I’ve figured out why watching snow fall is so mesmerizing.
Specifically the days when it’s snowing and there’s no wind. When the flakes are drifting down silently all around you and you can’t help but feel like something is off.
It’s because there’s so much movement and yet no sound.
It’s a bizarre paradox.
With any other substance, that amount of movement at least makes some noise.
Think about it. Rain…leaves…pudding. Gross.
But with snow it’s dead silent, and that makes you feel weird.
It’s the same with a morning train.
We’re like sardines in there. But no one talks.
When was the last time you were packed into anywhere with a bunch of people and they were all completely, voluntarily silent?

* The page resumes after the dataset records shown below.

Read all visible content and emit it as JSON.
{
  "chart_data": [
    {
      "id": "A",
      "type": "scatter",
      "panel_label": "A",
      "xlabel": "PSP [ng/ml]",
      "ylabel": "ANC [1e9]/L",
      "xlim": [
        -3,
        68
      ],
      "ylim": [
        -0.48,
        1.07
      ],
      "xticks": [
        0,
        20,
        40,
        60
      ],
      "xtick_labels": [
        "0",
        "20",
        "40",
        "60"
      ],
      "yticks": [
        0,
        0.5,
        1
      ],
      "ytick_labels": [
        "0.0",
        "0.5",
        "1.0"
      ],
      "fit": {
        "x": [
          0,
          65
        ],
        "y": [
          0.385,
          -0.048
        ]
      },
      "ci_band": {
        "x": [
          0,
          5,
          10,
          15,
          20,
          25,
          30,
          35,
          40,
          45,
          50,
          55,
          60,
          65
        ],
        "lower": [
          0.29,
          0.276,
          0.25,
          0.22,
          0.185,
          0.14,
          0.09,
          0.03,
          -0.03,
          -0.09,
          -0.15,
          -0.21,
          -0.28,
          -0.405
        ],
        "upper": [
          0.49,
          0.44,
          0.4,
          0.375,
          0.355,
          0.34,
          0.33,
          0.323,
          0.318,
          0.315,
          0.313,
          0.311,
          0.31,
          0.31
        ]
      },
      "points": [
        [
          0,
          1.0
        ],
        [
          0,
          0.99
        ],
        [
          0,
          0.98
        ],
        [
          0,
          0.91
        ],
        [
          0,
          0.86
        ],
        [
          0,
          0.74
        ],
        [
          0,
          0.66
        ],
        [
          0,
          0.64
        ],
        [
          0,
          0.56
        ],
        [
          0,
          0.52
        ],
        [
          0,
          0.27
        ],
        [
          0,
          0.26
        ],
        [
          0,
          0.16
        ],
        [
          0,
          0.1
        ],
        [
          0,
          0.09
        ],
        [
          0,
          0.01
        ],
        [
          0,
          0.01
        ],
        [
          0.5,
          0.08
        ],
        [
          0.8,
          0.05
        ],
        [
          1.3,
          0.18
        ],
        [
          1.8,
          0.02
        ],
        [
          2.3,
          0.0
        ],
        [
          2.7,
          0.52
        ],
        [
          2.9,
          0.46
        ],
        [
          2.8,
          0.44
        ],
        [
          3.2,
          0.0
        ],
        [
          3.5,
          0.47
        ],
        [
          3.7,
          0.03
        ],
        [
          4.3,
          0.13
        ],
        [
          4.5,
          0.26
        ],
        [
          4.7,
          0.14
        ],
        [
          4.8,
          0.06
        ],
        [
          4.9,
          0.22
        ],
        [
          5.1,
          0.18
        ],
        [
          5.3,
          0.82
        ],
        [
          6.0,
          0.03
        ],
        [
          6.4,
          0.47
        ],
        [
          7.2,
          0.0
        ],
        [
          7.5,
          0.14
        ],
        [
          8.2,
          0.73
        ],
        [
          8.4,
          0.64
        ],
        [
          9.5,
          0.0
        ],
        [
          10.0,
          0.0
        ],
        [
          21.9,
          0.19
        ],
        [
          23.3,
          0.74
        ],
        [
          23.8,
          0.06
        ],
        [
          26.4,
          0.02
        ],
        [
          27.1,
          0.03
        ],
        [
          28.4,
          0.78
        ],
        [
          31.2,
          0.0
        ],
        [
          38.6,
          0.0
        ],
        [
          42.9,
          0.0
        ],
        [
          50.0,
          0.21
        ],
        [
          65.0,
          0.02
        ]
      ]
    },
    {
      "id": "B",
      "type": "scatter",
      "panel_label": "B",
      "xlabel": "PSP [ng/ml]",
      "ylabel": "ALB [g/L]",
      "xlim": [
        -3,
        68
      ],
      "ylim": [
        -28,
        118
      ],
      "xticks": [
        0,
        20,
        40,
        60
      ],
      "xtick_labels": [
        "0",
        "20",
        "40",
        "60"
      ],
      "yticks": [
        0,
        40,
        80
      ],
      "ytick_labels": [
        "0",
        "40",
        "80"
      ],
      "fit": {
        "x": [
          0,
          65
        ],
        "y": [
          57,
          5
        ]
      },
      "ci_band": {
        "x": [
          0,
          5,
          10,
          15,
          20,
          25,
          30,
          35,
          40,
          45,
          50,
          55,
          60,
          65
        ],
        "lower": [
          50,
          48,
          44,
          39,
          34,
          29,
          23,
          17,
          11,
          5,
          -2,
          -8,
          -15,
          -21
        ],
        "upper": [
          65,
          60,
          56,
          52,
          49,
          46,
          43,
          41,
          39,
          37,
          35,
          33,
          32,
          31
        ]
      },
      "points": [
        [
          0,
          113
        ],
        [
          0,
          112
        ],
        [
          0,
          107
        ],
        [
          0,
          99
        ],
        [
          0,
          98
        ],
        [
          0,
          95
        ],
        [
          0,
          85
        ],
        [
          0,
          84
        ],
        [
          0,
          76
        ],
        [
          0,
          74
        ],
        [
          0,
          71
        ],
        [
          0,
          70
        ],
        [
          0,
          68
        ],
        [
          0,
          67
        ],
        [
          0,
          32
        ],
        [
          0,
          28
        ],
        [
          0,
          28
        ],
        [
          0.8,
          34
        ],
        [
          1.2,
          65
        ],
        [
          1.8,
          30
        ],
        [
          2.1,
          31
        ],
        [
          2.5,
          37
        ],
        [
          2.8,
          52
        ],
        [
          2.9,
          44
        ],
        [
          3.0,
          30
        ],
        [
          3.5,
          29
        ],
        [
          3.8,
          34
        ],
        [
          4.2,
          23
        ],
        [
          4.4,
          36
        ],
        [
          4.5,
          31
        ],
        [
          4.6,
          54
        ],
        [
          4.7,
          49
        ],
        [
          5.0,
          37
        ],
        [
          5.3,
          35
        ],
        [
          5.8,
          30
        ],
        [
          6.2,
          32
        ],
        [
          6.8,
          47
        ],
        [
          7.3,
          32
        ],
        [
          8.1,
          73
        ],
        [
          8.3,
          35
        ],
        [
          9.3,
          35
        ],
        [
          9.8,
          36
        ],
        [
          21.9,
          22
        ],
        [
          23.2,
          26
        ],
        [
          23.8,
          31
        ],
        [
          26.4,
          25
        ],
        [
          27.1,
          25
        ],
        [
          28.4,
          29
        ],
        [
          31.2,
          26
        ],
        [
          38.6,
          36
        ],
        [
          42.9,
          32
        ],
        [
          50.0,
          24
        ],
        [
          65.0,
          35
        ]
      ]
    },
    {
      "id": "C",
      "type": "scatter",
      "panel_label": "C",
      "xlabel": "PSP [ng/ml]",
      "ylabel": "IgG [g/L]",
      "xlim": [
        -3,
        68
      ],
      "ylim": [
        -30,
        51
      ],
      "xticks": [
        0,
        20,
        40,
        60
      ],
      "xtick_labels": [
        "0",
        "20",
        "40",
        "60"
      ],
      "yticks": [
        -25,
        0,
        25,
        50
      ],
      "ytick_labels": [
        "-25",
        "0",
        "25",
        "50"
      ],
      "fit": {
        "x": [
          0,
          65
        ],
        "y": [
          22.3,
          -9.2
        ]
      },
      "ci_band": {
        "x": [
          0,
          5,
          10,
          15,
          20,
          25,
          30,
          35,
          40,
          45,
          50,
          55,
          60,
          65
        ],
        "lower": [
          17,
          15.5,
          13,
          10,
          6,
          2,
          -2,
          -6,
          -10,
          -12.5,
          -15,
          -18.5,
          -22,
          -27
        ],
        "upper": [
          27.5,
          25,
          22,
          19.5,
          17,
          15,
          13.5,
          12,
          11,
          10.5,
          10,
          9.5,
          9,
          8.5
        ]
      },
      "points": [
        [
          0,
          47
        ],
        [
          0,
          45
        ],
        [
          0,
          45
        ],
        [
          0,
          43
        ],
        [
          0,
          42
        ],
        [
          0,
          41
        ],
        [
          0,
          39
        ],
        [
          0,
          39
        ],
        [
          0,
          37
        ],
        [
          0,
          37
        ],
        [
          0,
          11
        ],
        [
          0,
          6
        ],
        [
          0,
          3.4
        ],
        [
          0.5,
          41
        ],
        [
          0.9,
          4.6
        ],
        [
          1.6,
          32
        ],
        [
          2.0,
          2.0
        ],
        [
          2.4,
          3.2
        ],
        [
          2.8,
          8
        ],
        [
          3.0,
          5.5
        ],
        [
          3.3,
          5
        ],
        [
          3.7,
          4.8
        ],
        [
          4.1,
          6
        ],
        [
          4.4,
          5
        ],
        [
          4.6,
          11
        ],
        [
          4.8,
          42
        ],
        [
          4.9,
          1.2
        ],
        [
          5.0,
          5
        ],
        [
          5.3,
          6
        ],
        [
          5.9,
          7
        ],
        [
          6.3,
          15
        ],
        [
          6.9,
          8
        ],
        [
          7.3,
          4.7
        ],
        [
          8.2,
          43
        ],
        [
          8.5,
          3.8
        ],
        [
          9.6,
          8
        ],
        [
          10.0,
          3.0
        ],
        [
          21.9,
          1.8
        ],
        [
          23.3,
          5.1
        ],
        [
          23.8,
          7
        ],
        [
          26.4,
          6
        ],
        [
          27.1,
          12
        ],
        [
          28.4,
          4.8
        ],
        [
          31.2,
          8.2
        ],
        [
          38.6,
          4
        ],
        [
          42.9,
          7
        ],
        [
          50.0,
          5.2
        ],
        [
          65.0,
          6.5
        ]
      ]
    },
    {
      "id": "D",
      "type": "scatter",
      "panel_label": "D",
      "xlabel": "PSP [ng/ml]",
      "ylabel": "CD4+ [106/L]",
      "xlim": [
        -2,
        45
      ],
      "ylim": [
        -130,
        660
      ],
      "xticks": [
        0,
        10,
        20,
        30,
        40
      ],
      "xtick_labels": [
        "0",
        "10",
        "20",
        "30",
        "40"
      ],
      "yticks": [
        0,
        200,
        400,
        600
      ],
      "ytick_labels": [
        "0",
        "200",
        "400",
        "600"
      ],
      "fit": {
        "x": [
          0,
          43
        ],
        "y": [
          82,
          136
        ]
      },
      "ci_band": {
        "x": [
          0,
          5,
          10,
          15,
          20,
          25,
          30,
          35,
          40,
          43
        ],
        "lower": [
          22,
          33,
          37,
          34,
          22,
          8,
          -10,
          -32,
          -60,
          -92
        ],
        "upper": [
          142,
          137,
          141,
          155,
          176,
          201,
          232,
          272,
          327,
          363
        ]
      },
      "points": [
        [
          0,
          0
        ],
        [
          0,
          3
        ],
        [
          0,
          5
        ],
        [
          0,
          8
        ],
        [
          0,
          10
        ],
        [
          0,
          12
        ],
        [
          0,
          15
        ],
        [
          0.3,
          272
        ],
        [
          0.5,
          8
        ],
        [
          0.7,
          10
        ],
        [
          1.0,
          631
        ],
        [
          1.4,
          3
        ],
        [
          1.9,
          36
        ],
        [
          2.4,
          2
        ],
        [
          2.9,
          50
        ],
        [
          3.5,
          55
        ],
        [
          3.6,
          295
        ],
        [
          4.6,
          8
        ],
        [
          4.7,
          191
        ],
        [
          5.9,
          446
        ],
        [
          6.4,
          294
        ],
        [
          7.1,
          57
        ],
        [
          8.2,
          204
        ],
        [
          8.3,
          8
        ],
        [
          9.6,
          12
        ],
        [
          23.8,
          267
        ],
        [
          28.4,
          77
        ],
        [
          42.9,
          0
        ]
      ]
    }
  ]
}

Don’t say the morning train, I just said that.
Ok, an elevator, but that’s a tiny group, It’s different.
Anywhere else with that many people, they would be mouthing off about the stupidest things. There would be some jerk hooting out things that he thinks other people think is funny and two women arguing in another language, and a bunch of other idiots (friends) disturbing everyone (having a conversation.)
All of it loud.
We’re loud beings. We think we have a lot of important things to say.
Obviously this is exactly what happens on the Subway at any other time.
But something about a subway in the morning subdues us.
It’s like when you spray smoke into a beehive, they all just chill out.
That’s what it feels like, people are lucid, they’re awake, and you can hear a buzz of music in their ears but they’re all just packed in there with dead eyes, letting the train have it’s way.
The guy next to me had to clear his throat and he was embarrassed because it was so loud.
Embarrassed. For coughing on the subway.
He coughed once.
Coughed again. Louder.
Then he lowered his head and shook it in dismay.
On the New York Subway. A place where mothers scream obscenities unabashedly at their children.
Where I’ve witnessed a woman pull out a dirty little sack of cashews and crush each of them diligently against her single remaining tooth with her thumb.
Where men sit in piles of their own feces and urine, the smell strong enough to clean out the entire car except for the one sad soul who didn’t register that it being completely empty was a sign that maybe I shouldn’t get on, and then once I did notice, the door had already closed and I was trapped in a putrid cloud of everything this man’s body had rejected for the past 3 years.
He was embarrassed to cough.
That’s the magic of the morning train.